I've seen plenty of norman window threads online and on this platform as well, though I'm stumped on a slightly different version of the usual question. Generally a perimeter is provided and we are asked to optimise the area. I understand the solutions presented to this type of question but I've been given the following problem and have been so far unable to solve it.
Determine the smallest possible perimeter if the area of the window is fixed at 6.8 square metres.
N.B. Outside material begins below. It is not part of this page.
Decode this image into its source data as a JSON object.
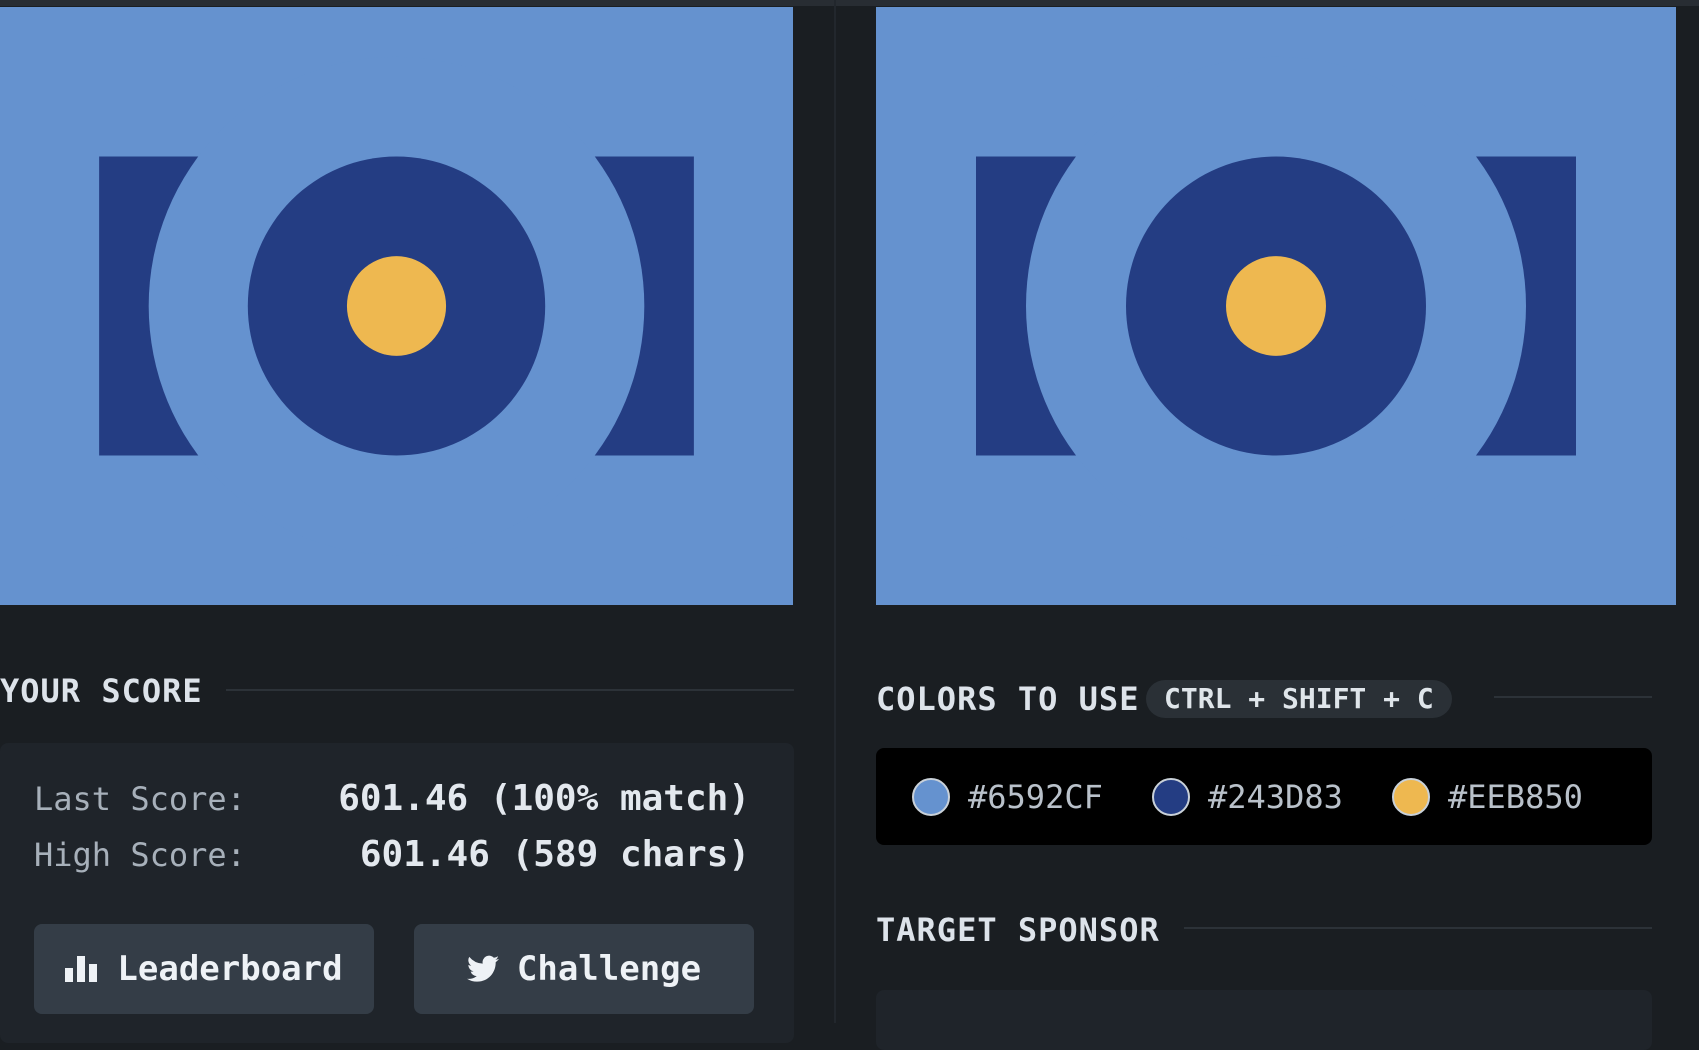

I've developed a formula for both area and perimeter and have isolated the variable 'h': h=(13.6-πr2)/2r. After substituting that into 2h+r+πh, which was my formula for perimeter, I am left with f(r)=(68+5r2)/5r. I took the derivative and got f'(r)=(5r2-68)/5r2. But this still doesn't help me out, as the function never reaches zero. I'm totally bewildered. I'm not sure if I've gone about this the right way so I'll leave a drawing of the problem and the variables and my working here. Please excuse the terrible drawing. Thanks
Update: I accidentally treated r as the diameter in some of my calculations but the end result remains the same, the formula for perimeter cannot be proven correctly with the results obtained and the derivative's domain cannot equal 0.
After googling "Norman window", it appears to be a rectangle surmounted by a semicircle.
Hint
With $r$ being the radius of the semicircle and $h$ being the height of the rectangle, we can write the perimeter $P$ and area $A$ as $$P = \pi r + 2h + 2r$$ $$A= \frac{\pi r^2}{2} + 2rh = 6.8$$ From the equation for area we find that $$h = \frac{6.8}{2r} - \frac{\pi r}{4}$$ Inserting this into the perimeter equation we find $$P=r(\frac{\pi}{2}+2)+\frac{6.8}{r}$$ Now differentiate this equation, set it to zero, find $r$ and you are done.